Minggu pagi, Aya mengajak Bama menemaninya pergi berbelanja ke pasar tradisional. Aya berniat membeli berbagai macam kebutuhan makanan untuk beberapa minggu ke depan.
Aya dan Bama yang merupakan teman kuliah, entah kenapa, sering mendapat tugas berbelanja oleh teman sekelasnya. Teman sekelas di kampus memang sering mengadakan agenda makan-makan bersama.
Mereka berboncengan dengan motor matic milik Bama. Mengantar Aya berbelanja di pasar tradisional adalah pengalaman pertama Bama.
Setelah memarkirkan motor, tanpa banyak bicara, Aya langsung masuk ke pasar tradisional yang dipadati banyak pembeli. Bama yang terlihat masih ngantuk gara-gara nonton bola, mencoba sekuat tenaga mengikuti langkah cepat Aya dari satu lapak ke lapak yang lain.
Pasar tradisional yang mereka datangi memang teramat padat. Para pembeli dari berbagai kalangan memadati toko hingga lapak lesehan di pasar tersebut. Tidak mengagetkan memang. Sebab pasar tradisional masih sangat diminati.
Bama, justru cukup kaget dengan aktivitas yang dilakukan Aya ketika melakukan transaksi di beberapa lapak pedagang. Bama melihat Aya justru tidak seperti biasanya. Aya tidak manja. Justru, Aya sangat mandiri. Tidak seperti yang sebelumnya Bama anggap.
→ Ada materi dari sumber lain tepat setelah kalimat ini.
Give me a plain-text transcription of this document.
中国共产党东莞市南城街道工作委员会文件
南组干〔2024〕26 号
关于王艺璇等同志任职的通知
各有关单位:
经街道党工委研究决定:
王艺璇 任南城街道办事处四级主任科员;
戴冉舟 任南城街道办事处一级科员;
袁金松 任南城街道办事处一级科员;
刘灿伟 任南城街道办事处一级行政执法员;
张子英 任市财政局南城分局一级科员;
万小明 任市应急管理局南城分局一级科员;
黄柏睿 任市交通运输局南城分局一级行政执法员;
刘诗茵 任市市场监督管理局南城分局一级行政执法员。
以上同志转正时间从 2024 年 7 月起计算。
Aya tak canggung untuk menawar barang yang akan dibelinya. Bahkan, Aya berani menawar sampai setengah harga. Bama seperti menemukan sesuatu yang baru dalam diri Aya karena hal tersebut.
Belum sampai 30 menit di pasar, tas belanjaan Aya sudah penuh dengan berbagai macam sembako. Bama yang hanya bisa ngintilin Aya di belakang, terlihat tak percaya dengan apa yang dilihatnya dari sosok teman dekatnya itu.
Setelah belanjaannya dirasa cukup, Aya memberi kode pada Bama untuk bergegas pulang. Mereka berdua pun menuju ke tempat parkir kendaraan.
Aya menenteng tas belanjaan yang berisikan sayur mayur. Sedangkan Bama, membawakan tas belanjaan yang berisikan ikan segar dan daging ayam. Dalam perjalanan menuju tempat parkir itu, Bama sempat bertanya dengan penuh semangat pada Aya.
“Ay.. Ay..” ujar Bama yang berjalan di belakang Aya.
“Apa?” jawab Aya tanpa menoleh dan terus saja berjalan.
“Aku kok baru tahu kalau kamu pandai nawar gitu, nawarnya sadis lagi, siapa sih yang ngajarin?” sekali lagi, Bama bertanya pada Aya.
“Nggak ada, otodidak.” jawab Aya singkat.
Aya melangkahkan kaki dengan kecepatan yang lebih ditingkatkan. Bama nampak keteteran mengikuti pergerakan cepat gadis yang punya nama lengkap Maulaya Safania tersebut.
“Eh Ay, Aya.. tapi aku kaget banget lho tadi. Selama ini aku kenal kamu sebagai cewek yang kalem dan cenderung lugu. Tapi ternyata kamu bisa gahar juga ya kalau masalah tawar menawar kayak tadi,” goda Bama, mencoba menginisiasi pembicaraan.
“Udah ah, ayo cepetan jalannya, keburu siang nih,” jawab Aya.
“Eh, Ay.. Ay..”
“Apa lagi sih, Bam?” jawab Aya dengan nada ketus.
“Itu lho, belanjaan sayuranmu ada yang jatuh,” ungkap Bama dengan nada bercanda.
Aya terkejut kemudian memberhentikan langkahnya. Tatapan tajam Aya langsung diarahkan ke Bama. Tatapan mata yang membikin suasana pasar tiba-tiba teramat sepi.
“Kenapa nggak diambil sih? Hih!” kata Aya yang memberikan tatapan ketusnya kepada Bama.
Mereka pun bergegas pergi meninggalkan pasar tradisional yang, entah kenapa, tiba-tiba kembali ramai dengan para pembeli. Tentunya, dengan wajah Maulaya Safania yang masih ditekuk dan cemberut.